La finale, invece, fu ben altra storia. Venne dopo un calendario mai più ripetuto: tre giorni di fila con tre partite una dietro l’altra, un fatto che oggi, fortunatamente, è impossibile si ripeta (anche perché nel frattempo è pure cambiata la formula). Si sognava di ripetere il 18/28 da tre contro la Lituania, ma forse si sapeva che era al limite dell’impossibile. Pozzecco ebbe pochi minuti, ma ne mise 12, Rodolfo Rombaldoni ne fece 10, Teo Soragna scrisse 12, ma oltre i 16 di Ginobili, oltre i 17 di un Alejandro Montecchia privo di freni da tre, a regnare fu Scola. 25, imperiosi, con quel talento che gli avrebbe poi regalato 10 anni di NBA. In otto, di quel team, hanno affrontato la lega professionistica americana. Ginobili ne era già magnifico protagonista. Restando a quella finale, un lato noto o forse no fu che, nelle due squadre, non c’era rivalità. Anzi, c’erano ottimi rapporti, anche perché molti argentini in Italia ci erano passati o ci sarebbero poi arrivati. Questo portò i componenti delle due squadre a festeggiare assieme, con aneddoti emersi di volta in volta negli anni. In fondo, l’Argentina aveva colto un oro olimpico che, in gneerale, non aveva da decenni, e l’Italia aveva realizzato la sua co-miglior performance di sempre.
Nel frattempo, in 21 anni la storia è cambiata. Per l’Italia, perché dopo quell’argento ha abbandonato i vertici europei per almeno 11 anni e, dal 2006 al 2019, le competizioni globali non le ha più affrontate. Per l’Argentina, perché nel frattempo è riuscita a mantenere un livello altissimo almeno fino al 2022, quando ha vinto l’AmeriCup.

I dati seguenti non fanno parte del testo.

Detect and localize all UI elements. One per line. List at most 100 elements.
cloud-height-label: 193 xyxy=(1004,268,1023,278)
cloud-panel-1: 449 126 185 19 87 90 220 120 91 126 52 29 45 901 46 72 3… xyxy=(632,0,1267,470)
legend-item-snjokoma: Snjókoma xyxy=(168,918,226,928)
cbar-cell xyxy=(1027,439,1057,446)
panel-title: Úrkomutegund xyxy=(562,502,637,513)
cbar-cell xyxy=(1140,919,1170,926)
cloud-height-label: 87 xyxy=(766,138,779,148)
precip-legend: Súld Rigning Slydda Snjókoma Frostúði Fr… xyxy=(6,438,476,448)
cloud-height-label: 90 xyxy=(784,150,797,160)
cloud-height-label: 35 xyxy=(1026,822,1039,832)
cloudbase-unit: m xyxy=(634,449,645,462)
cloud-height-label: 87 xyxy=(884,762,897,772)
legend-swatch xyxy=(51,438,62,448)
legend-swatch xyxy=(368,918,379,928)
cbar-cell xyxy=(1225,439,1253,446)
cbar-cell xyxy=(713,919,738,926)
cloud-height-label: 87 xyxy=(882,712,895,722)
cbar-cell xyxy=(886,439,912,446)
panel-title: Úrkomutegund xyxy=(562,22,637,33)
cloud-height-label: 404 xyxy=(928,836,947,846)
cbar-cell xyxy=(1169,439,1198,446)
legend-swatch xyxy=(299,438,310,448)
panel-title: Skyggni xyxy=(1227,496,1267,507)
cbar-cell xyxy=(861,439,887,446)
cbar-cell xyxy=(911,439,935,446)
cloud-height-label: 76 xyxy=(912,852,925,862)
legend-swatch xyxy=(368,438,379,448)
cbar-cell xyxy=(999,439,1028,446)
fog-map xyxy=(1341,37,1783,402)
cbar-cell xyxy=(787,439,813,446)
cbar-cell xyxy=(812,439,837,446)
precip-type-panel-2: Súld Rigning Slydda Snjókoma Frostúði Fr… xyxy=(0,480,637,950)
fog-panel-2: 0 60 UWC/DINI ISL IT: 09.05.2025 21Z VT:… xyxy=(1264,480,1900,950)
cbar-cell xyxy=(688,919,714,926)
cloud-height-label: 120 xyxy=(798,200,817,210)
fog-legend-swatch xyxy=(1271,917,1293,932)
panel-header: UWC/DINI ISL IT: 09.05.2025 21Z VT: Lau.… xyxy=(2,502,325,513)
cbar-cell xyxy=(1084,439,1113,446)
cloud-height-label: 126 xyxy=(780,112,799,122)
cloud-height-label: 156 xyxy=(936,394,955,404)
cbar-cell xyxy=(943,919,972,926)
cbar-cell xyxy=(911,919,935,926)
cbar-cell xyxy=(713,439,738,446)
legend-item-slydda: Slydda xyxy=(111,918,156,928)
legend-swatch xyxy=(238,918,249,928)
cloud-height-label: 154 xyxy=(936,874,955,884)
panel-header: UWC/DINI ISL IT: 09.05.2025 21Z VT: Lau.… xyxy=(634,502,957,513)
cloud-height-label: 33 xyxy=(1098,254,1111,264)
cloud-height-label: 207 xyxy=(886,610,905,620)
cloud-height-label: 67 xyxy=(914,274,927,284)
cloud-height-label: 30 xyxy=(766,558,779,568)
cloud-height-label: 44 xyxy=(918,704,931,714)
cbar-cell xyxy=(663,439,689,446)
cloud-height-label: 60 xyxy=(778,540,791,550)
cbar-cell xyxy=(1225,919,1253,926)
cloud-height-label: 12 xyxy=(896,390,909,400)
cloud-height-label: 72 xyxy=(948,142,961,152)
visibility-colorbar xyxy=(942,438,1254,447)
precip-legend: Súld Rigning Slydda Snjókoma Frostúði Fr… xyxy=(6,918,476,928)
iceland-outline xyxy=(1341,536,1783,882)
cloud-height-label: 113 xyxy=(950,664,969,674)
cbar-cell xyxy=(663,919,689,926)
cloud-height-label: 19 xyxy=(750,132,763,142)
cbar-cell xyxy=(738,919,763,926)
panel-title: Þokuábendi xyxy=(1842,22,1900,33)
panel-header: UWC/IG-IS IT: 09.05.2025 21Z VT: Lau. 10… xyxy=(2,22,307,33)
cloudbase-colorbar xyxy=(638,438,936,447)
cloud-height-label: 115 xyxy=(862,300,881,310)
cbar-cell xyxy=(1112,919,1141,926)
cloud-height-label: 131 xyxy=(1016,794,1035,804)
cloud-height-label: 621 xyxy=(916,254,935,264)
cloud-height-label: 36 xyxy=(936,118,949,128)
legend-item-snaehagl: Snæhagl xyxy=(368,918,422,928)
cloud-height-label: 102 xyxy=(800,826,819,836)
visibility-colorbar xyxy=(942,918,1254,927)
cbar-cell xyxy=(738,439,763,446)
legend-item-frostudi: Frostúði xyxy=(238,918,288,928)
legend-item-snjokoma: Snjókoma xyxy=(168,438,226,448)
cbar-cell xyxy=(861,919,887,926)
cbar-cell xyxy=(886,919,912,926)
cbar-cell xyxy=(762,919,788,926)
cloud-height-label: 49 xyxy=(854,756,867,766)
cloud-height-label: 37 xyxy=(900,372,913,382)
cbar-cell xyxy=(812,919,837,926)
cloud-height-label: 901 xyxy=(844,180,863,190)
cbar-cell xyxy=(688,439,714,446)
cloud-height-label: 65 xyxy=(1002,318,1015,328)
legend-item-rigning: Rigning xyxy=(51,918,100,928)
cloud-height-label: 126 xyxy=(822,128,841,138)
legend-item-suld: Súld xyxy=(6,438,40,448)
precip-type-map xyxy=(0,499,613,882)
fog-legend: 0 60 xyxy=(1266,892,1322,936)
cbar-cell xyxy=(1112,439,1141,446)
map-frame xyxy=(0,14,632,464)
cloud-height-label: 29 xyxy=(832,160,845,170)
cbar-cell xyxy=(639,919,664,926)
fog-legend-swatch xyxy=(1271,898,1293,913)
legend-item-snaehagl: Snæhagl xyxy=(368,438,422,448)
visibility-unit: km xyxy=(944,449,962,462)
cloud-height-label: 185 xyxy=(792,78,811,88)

Oggi la situazione è differente, si potrebbe dire di mezza transizione per la squadra azzurra e di transizione totale per quella albiceleste. In Italia i giovani stanno scalpitando per arrivare, ma nel frattempo è ancora la squadra di Fontecchio, Gallinari e Melli. In Argentina in fatto giovanile è tutto un po’ più difficile, ma è una situazione nella quale sono passate parecchie squadre. A maggior ragione in Sudamerica, dove Argentina e Brasile non di rado si sono passate il testimone, con qualche incursione del Venezuela.